Fisc et réseaux sociaux : l’État a-t-il le droit de surveiller vos comptes sur les réseaux sociaux ?

L’administration fiscale testera, à compter du début de l’an prochain, la surveillance des comptes des contribuables sur les réseaux sociaux pour repérer des inexactitudes dans les revenus déclarés.

Pour accentuer la lutte contre la fraude, au-delà des dispositions prévues dans la loi promulguée le 24 octobre dernier,  » il y a aussi un certain nombre d’expérimentations que nous mettons en place, qui ont été autorisées, notamment grâce aux réseaux sociaux « , explique le ministre de l’Action et des Comptes publics, Gérald Darmanin, dans un extrait d’émission disponible en ligne sur le site RTL-M6 Info.

Attention donc aux amateurs de réseaux sociaux qui partagent leurs virées en berline ou encore leurs voyages de luxe… Toutes ces images serviront de preuves à l’administration fiscale, lorsqu’elle vous reprochera quelques oublis volontaires de déclarations.

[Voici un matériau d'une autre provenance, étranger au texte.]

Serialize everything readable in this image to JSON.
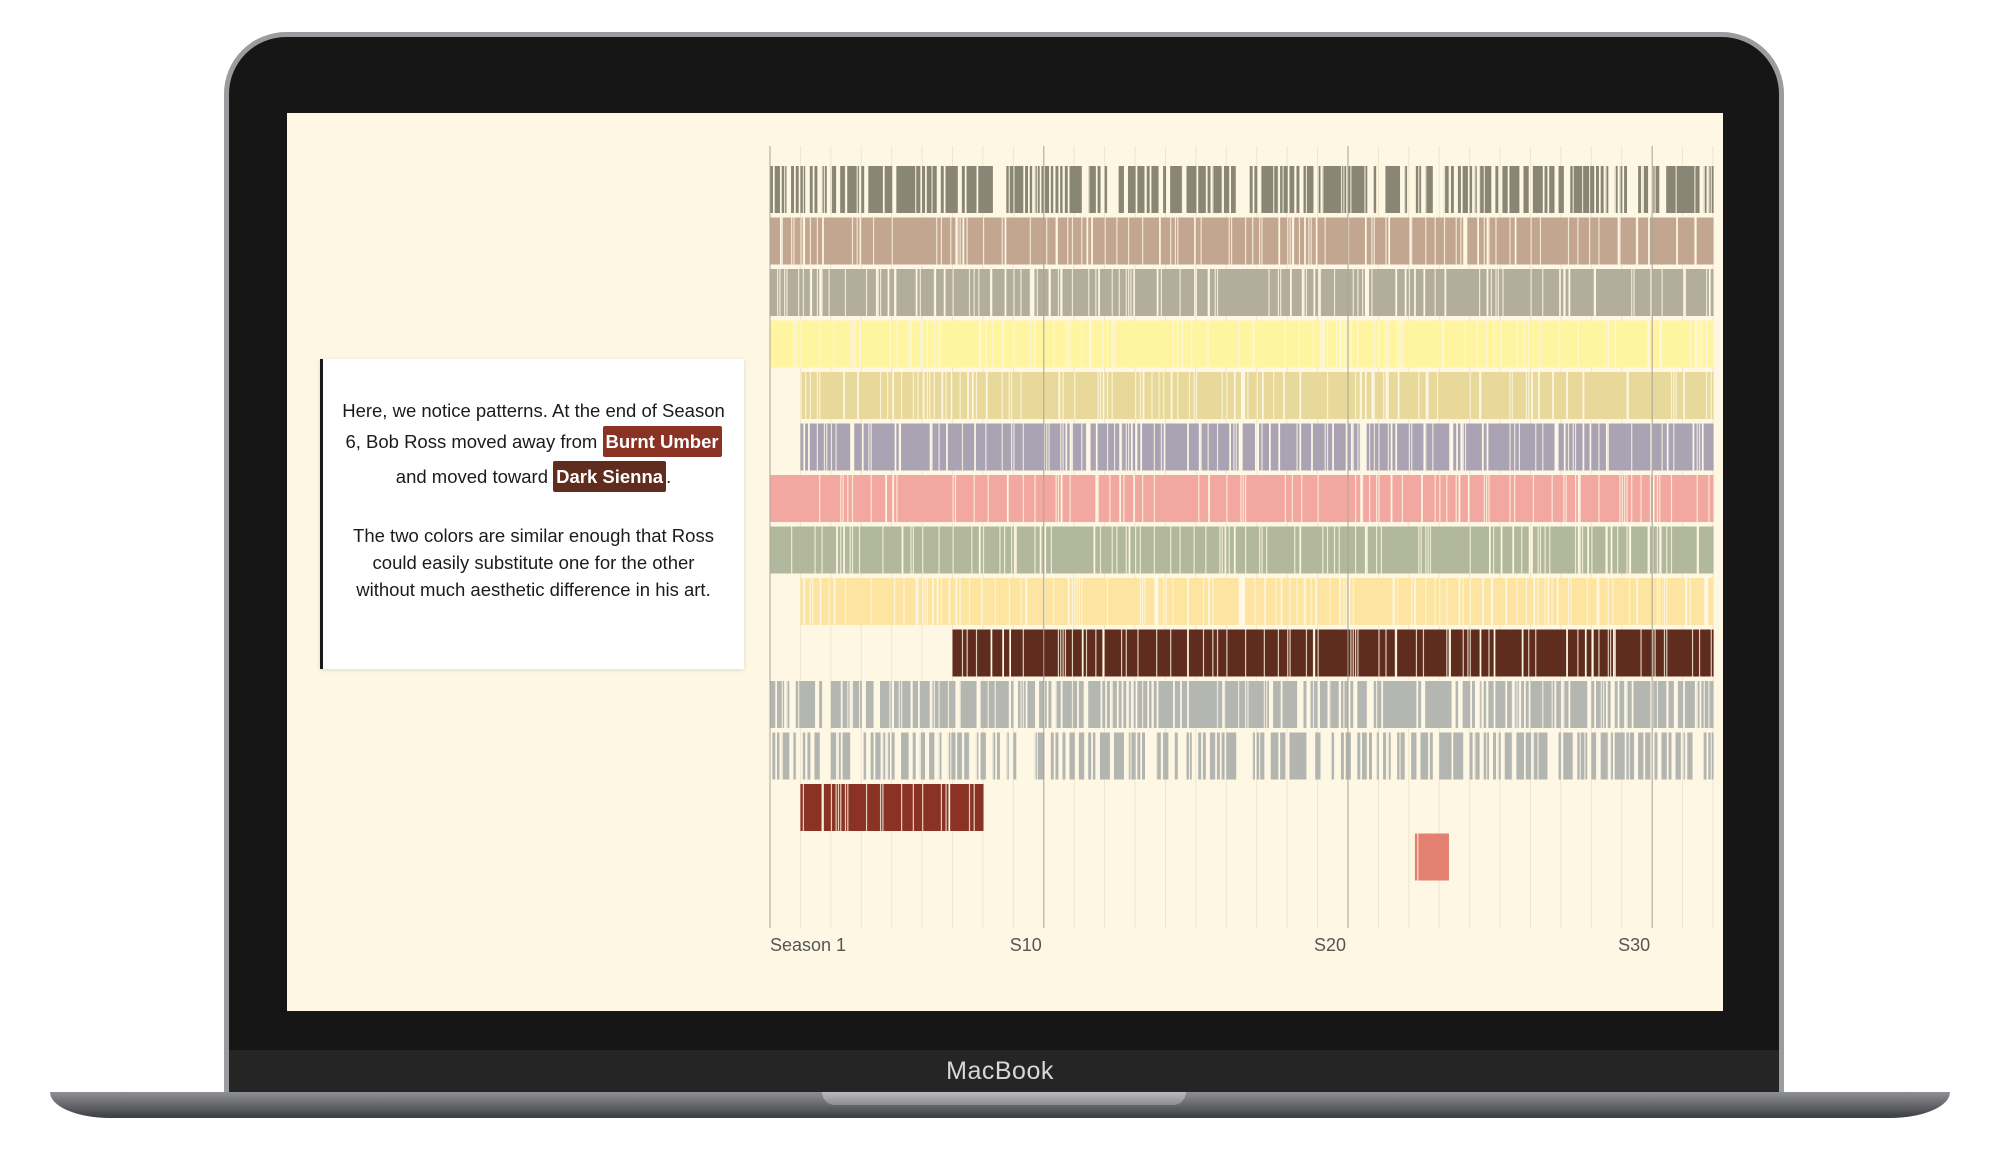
{
  "device": {
    "brand": "MacBook"
  },
  "caption": {
    "para1_before": "Here, we notice patterns. At the end of Season 6, Bob Ross moved away from ",
    "highlight1": "Burnt Umber",
    "para1_middle": " and moved toward ",
    "highlight2": "Dark Sienna",
    "para1_after": ".",
    "para2": "The two colors are similar enough that Ross could easily substitute one for the other without much aesthetic difference in his art.",
    "highlight1_color": "#8a3324",
    "highlight2_color": "#5f2c1e"
  },
  "chart_data": {
    "type": "heatmap",
    "title": "",
    "x_axis": {
      "min": 1,
      "max": 31,
      "ticks": [
        "Season 1",
        "S10",
        "S20",
        "S30"
      ],
      "tick_values": [
        1,
        10,
        20,
        30
      ]
    },
    "episodes_per_season": 13,
    "grid": true,
    "series": [
      {
        "color": "#8a8675",
        "start_season": 1,
        "end_season": 31,
        "density": 0.65
      },
      {
        "color": "#c3a690",
        "start_season": 1,
        "end_season": 31,
        "density": 0.92
      },
      {
        "color": "#b2ad9c",
        "start_season": 1,
        "end_season": 31,
        "density": 0.9
      },
      {
        "color": "#fff4a0",
        "start_season": 1,
        "end_season": 31,
        "density": 0.97
      },
      {
        "color": "#e8d99a",
        "start_season": 2,
        "end_season": 31,
        "density": 0.92
      },
      {
        "color": "#aaa3b3",
        "start_season": 2,
        "end_season": 31,
        "density": 0.85
      },
      {
        "color": "#f2a8a0",
        "start_season": 1,
        "end_season": 31,
        "density": 0.95
      },
      {
        "color": "#b2b89c",
        "start_season": 1,
        "end_season": 31,
        "density": 0.92
      },
      {
        "color": "#fde4a0",
        "start_season": 2,
        "end_season": 31,
        "density": 0.9
      },
      {
        "color": "#5f2c1e",
        "start_season": 7,
        "end_season": 31,
        "density": 0.97
      },
      {
        "color": "#b4b6b2",
        "start_season": 1,
        "end_season": 31,
        "density": 0.72
      },
      {
        "color": "#b3b5b0",
        "start_season": 1,
        "end_season": 31,
        "density": 0.5
      },
      {
        "color": "#8a3324",
        "start_season": 2,
        "end_season": 7,
        "density": 0.97
      },
      {
        "color": "#e38070",
        "start_season": 22.2,
        "end_season": 22.3,
        "density": 1.0
      }
    ]
  }
}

Les services des impôts pourront en effet utiliser les informations rendues publiques sur les réseaux sociaux pour soutenir leurs redressements fiscaux, notamment ceux motivés par des signes extérieurs de richesse manifestement excessifs par rapport aux revenus officiellement déclarés.

Les informations recueillies sur les réseaux sociaux pourront également être utilisées contre les personnes qui prétendent résider à l’étranger alors qu’au regard du temps qu’elles passent en France, elles devraient y déclarer leur domicile fiscal.

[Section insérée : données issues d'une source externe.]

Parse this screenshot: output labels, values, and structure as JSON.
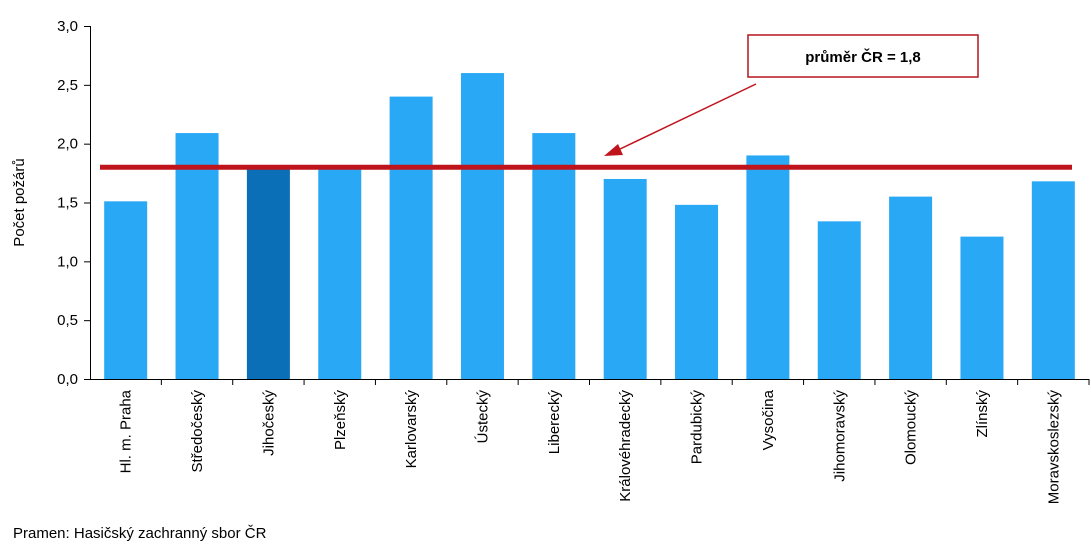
{
  "chart_data": {
    "type": "bar",
    "categories": [
      "Hl. m. Praha",
      "Středočeský",
      "Jihočeský",
      "Plzeňský",
      "Karlovarský",
      "Ústecký",
      "Liberecký",
      "Královéhradecký",
      "Pardubický",
      "Vysočina",
      "Jihomoravský",
      "Olomoucký",
      "Zlínský",
      "Moravskoslezský"
    ],
    "values": [
      1.51,
      2.09,
      1.8,
      1.8,
      2.4,
      2.6,
      2.09,
      1.7,
      1.48,
      1.9,
      1.34,
      1.55,
      1.21,
      1.68
    ],
    "highlight_index": 2,
    "ylabel": "Počet požárů",
    "ylim": [
      0,
      3
    ],
    "yticks": [
      "0,0",
      "0,5",
      "1,0",
      "1,5",
      "2,0",
      "2,5",
      "3,0"
    ],
    "average": {
      "value": 1.8,
      "label": "průměr ČR = 1,8"
    },
    "grid": false,
    "colors": {
      "bar": "#29a8f6",
      "highlight": "#0b6fb7",
      "average_line": "#c0141c",
      "axis": "#000000"
    }
  },
  "source": "Pramen:  Hasičský zachranný sbor ČR"
}
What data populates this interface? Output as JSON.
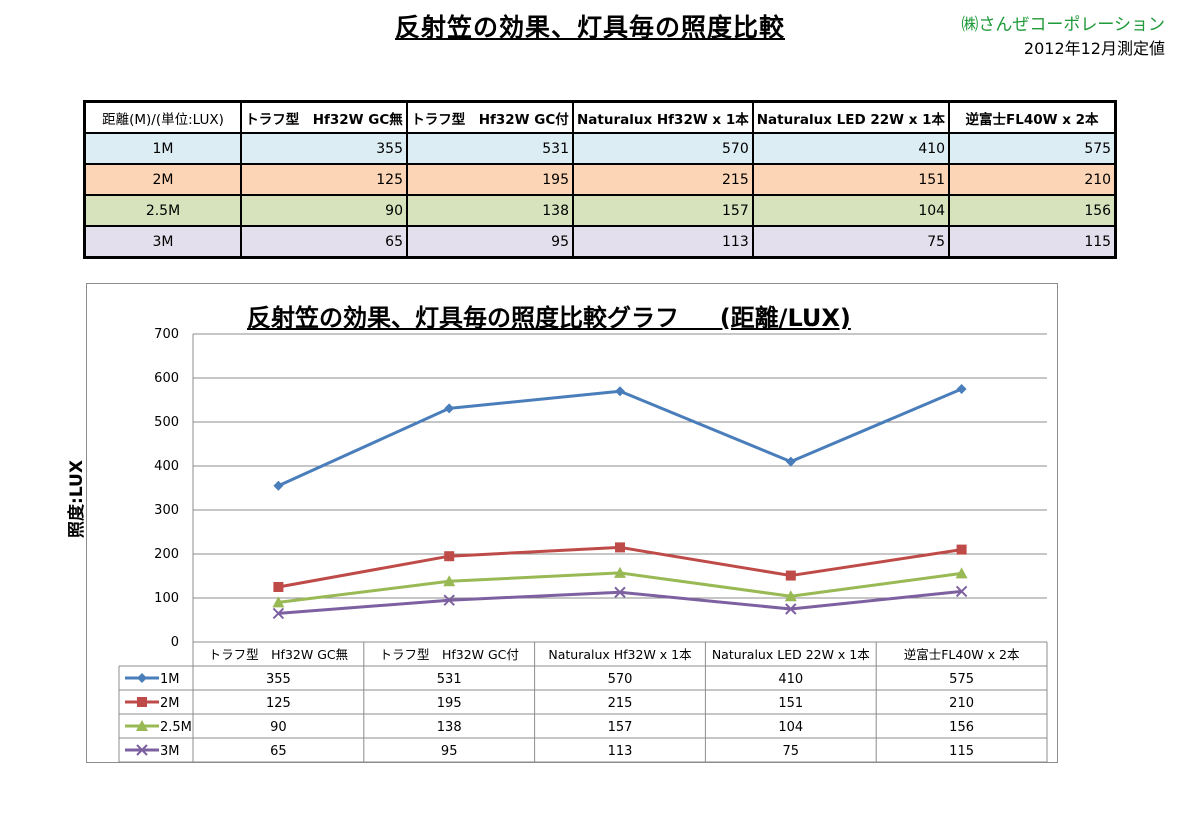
{
  "header": {
    "title": "反射笠の効果、灯具毎の照度比較",
    "company": "㈱さんぜコーポレーション",
    "measure_date": "2012年12月測定値"
  },
  "table": {
    "corner": "距離(M)/(単位:LUX)",
    "columns": [
      "トラフ型　Hf32W GC無",
      "トラフ型　Hf32W GC付",
      "Naturalux Hf32W x 1本",
      "Naturalux LED 22W x 1本",
      "逆富士FL40W x 2本"
    ],
    "rows": [
      {
        "label": "1M",
        "values": [
          "355",
          "531",
          "570",
          "410",
          "575"
        ]
      },
      {
        "label": "2M",
        "values": [
          "125",
          "195",
          "215",
          "151",
          "210"
        ]
      },
      {
        "label": "2.5M",
        "values": [
          "90",
          "138",
          "157",
          "104",
          "156"
        ]
      },
      {
        "label": "3M",
        "values": [
          "65",
          "95",
          "113",
          "75",
          "115"
        ]
      }
    ]
  },
  "chart_data": {
    "type": "line",
    "title": "反射笠の効果、灯具毎の照度比較グラフ　  (距離/LUX)",
    "ylabel": "照度:LUX",
    "xlabel": "",
    "categories": [
      "トラフ型　Hf32W GC無",
      "トラフ型　Hf32W GC付",
      "Naturalux Hf32W x 1本",
      "Naturalux LED 22W x 1本",
      "逆富士FL40W x 2本"
    ],
    "ylim": [
      0,
      700
    ],
    "yticks": [
      0,
      100,
      200,
      300,
      400,
      500,
      600,
      700
    ],
    "grid": true,
    "legend": "data-table-below",
    "series": [
      {
        "name": "1M",
        "values": [
          355,
          531,
          570,
          410,
          575
        ],
        "color": "#4a7ebb",
        "marker": "diamond"
      },
      {
        "name": "2M",
        "values": [
          125,
          195,
          215,
          151,
          210
        ],
        "color": "#be4b48",
        "marker": "square"
      },
      {
        "name": "2.5M",
        "values": [
          90,
          138,
          157,
          104,
          156
        ],
        "color": "#98b954",
        "marker": "triangle"
      },
      {
        "name": "3M",
        "values": [
          65,
          95,
          113,
          75,
          115
        ],
        "color": "#7d60a0",
        "marker": "x"
      }
    ]
  }
}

Cette utilisation nouvelle des réseaux sociaux n’est encore qu’une expérimentation, précise le ministre, mais elle s’insère dans ​un vaste plan antifraude qui a fait l’objet d’une loi promulguée le 24 octobre dernier​. Ce plan prévoit notamment la création d’un service d’enquête judiciaire spécialisé dans les affaires fiscales, étouffe les sanctions contre les coupables ou les intermédiaires qui les ont aidés, renforce la possibilité de rendre publics les noms des fraudeurs et vient casser le « verrou de Bercy », qui conférait jusqu’ici le monopole des poursuites pour les infractions fiscales au fisc.

La CNIL (​Commission nationale de l’informatique et des libertés)​ a fait parvenir des éléments de réponse par rapport à ce projet. Elle déclare ne pas avoir été informée et explique aussi que le « fait que les données soient accessibles publiquement ne leur ôte pas leur caractère de données personnelles et l’exigence de protection de la vie privée qui s’applique ».

Dans un second temps, la commission s’inquiète : « La lutte contre la fraude constitue en soi un objectif légitime, mais un projet de ce type soulève, par nature, d’importantes questions de proportionnalité compte tenu de son caractère intrusif dans la vie privée des personnes et du caractère potentiellement massif de la collecte ». Il faut savoir que la surveillance généralisée, c’est bien ce qui inquiète plusieurs spécialistes du web et des libertés individuelles, à l’exemple d’Alexis Fitzjean, avocat spécialisé du numérique et membre de l’association « La Quadrature du Net » : « En 2015, lorsque la loi sur le renseignement a été votée, on nous a agité le spectre du terrorisme et de la pédopornographie pour justifier la surveillance de masse. Aujourd’hui, avec cette future expérimentation, l’État semble glisser de l’excuse de la menace terroriste à celle du problème de la fraude fiscale. La question se pose en terme de légitimité », confie-t-il.

Ce plan instaure aussi un échange accru de données entre administrations. Le but étant de développer l’exploration des données, afin de viser les contrôles sur les cas qui suscitent le plus de soupçons. « Nous allons pouvoir mettre les réseaux sociaux dans une grande base de données », a formulé Gérald Darmanin.

Le Parti Anti Sioniste condamne une fois de plus la surveillance de masse imposée par notre état, qui nous enlève toute vie privée et liberté. La France vient de s’accorder le droit légal d’espionner la vie de ses citoyens.

Le Parti Anti Sioniste tient à mettre en garde l’opinion publique : si l’état français se permet d’utiliser les réseaux sociaux pour pouvoir espionner son peuple, il élargira sûrement cette intrusion en analysant toutes les données que nous possédons sur nos appareils électroniques, quels qu’ils soient, à l’encontre de notre volonté.